Hello, I sold my house in Oklahoma and the buyer has completed all inspections in the 10 day period. We received the TRR of repair requests and I had a question on one item. All inspections passed with very minor issues, ie., leaking kitchen faucet, a small area that needs painting on the siding, a nail hole in one shingle. And the last item the buyer wants done on the TRR is to "lower the flower beds" on two sides of the house. The buyer's structural engineer in his report said the flower beds were border line too high and close to the top of the slab. His recommendation was to lower the flower beds or dig a trench between the shrubs and the side of the house. Now granted this was a recommendation on his part and he also stated the flower beds were not up to or over the level of the top of the slab. We thought this was a ridiculous request to put on the TRR. We've read our contract and it reads items the buyer puts on the TRR report is suppose to be items to repair broken things, like hole in the roof, heat/air not working, etc.

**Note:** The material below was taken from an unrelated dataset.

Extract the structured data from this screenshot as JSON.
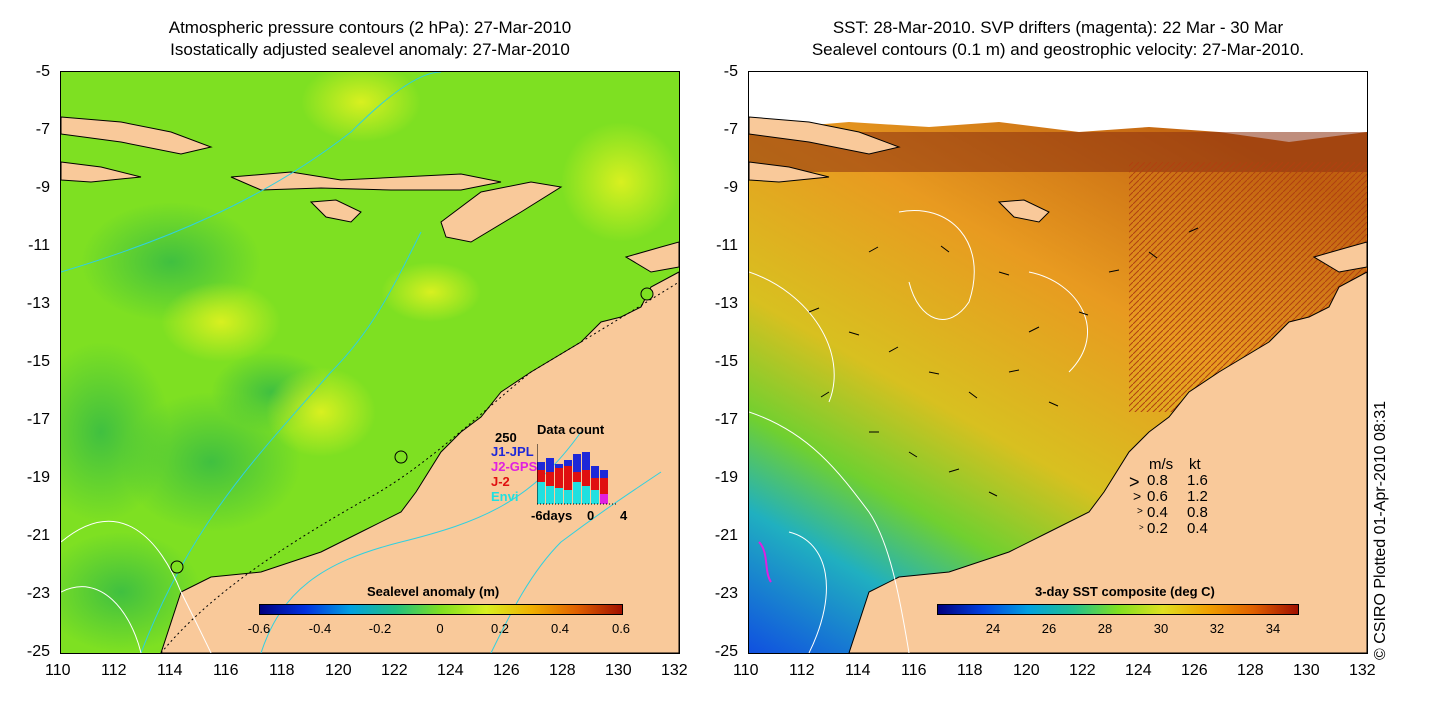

The structure engineer said it's possible over time having the flower beds too high would cause moisute to seep into the house, etc. But what he failed to think about is, these flower beds have been like this for over 15 years! And the house has passed 3 inspections now during that time, two of which have occured within the past 60 days. So I'm going to mark out the "lowering of the flower beds" request and give it back to my agent. Am I out of line here for not offering to lower flower beds that are not up to high in the first place, plus the fact if there were going to be issues, wouldn't they show up after 15 years? I doubt if this is going to be a deal breaker but in case the buyer wants to back out, they put $5000 earnest money down, will I get their earnest money if they back out at this point based on all this information I've shared? Thanks!